Book Tracks Success and Failure of Tobacco Control Factions in the National Tobacco Settlement

Monograph on tobacco control movement leadership in the global settlement negotiations and their aftermath

From 1998 to 2000, Michael Pertschuk at the Advocacy Institute, Washington, prepared a narrative history and critical evaluation of strategic leadership in the tobacco control movement during the national tobacco settlement negotiations, the failed legislation that followed, and the aftermath.

Key Results

  • Called Smoke In Their Eyes: Lessons in Movement Leadership from the Tobacco Wars, the 320-page book draws from archival research and 44 in-depth interviews with key tobacco control leaders, grassroots activists, public officials, journalists, and others with direct experience and insights into tobacco control.

    Vanderbilt University Press published the book in November 2001. The study's principal investigator and author, Michael Pertschuk, is co-founder of the Advocacy Institute.

    In the book he recounts:
    • The events and the evolution in the strategic thinking of leadership within The National Center for Tobacco-Free Kids, a program supported by the Robert Wood Johnson Foundation (RWJF) and other tobacco control movement leaders that led to their decision to participate in the settlement negotiations.
    • The reactions of other movement leaders to the settlement negotiations and their impact, and the various strategies and actions movement leaders employed either to strengthen or scuttle the settlement.
    • The negotiations that led to the June 1997 settlement.
    • The impact of the internal schism among movement leaders on White House and congressional responses to the settlement.
    • The emergence and collapse of the tobacco settlement bill sponsored by Senator John McCain (R-Ariz.).
    • Lessons learned from the settlement and its aftermath.
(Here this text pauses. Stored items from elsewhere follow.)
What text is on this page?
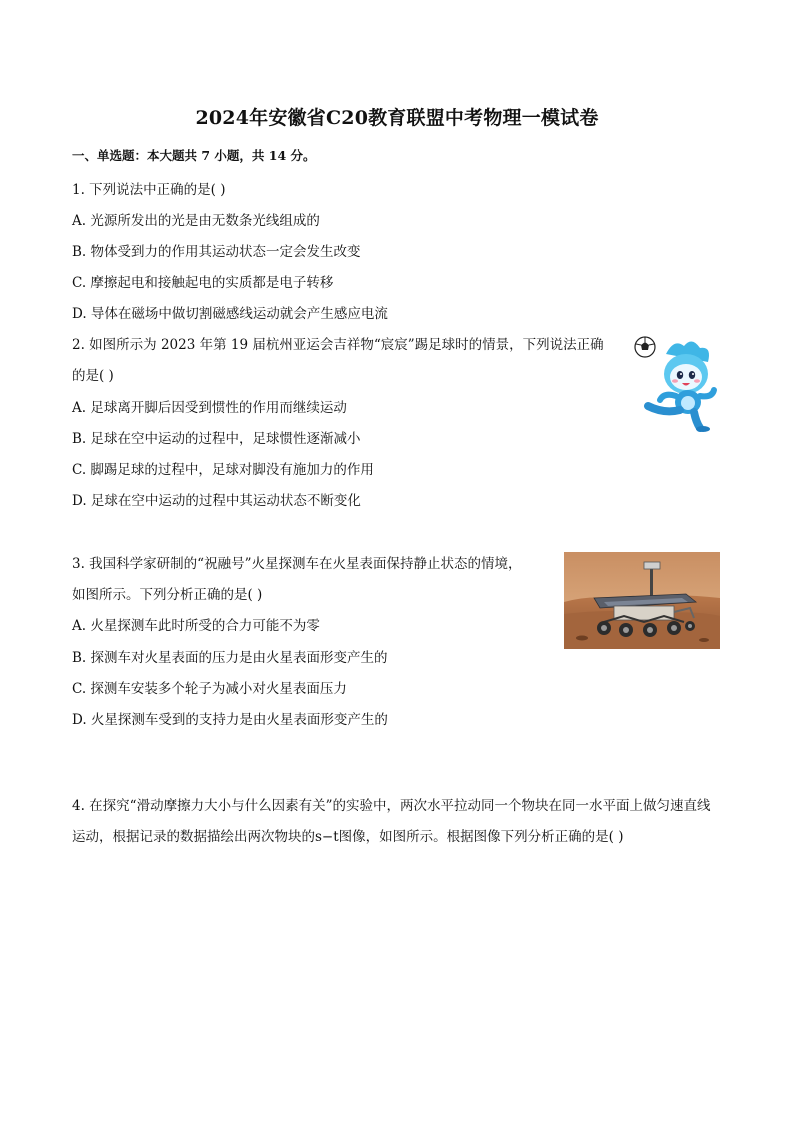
2024年安徽省C20教育联盟中考物理一模试卷
一、单选题：本大题共 7 小题，共 14 分。
1. 下列说法中正确的是( )
A. 光源所发出的光是由无数条光线组成的
B. 物体受到力的作用其运动状态一定会发生改变
C. 摩擦起电和接触起电的实质都是电子转移
D. 导体在磁场中做切割磁感线运动就会产生感应电流
2. 如图所示为 2023 年第 19 届杭州亚运会吉祥物“宸宸”踢足球时的情景，下列说法正确
的是( )
A. 足球离开脚后因受到惯性的作用而继续运动
B. 足球在空中运动的过程中，足球惯性逐渐减小
C. 脚踢足球的过程中，足球对脚没有施加力的作用
D. 足球在空中运动的过程中其运动状态不断变化
3. 我国科学家研制的“祝融号”火星探测车在火星表面保持静止状态的情境，
如图所示。下列分析正确的是( )
A. 火星探测车此时所受的合力可能不为零
B. 探测车对火星表面的压力是由火星表面形变产生的
C. 探测车安装多个轮子为减小对火星表面压力
D. 火星探测车受到的支持力是由火星表面形变产生的
4. 在探究“滑动摩擦力大小与什么因素有关”的实验中，两次水平拉动同一个物块在同一水平面上做匀速直线运动，根据记录的数据描绘出两次物块的s−t图像，如图所示。根据图像下列分析正确的是( )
    The author concludes about the movement leadership that, "leadership conflicts, if not acknowledged and remedied, can arrest a movement's progress, transforming a potentially dynamic and complementary leadership into a nightmare of dysfunctional conflict and a downward spiral of distrust, frustration, and anger."


RWJF supported the project with a grant of $143,896 between August 1998 and December 2000.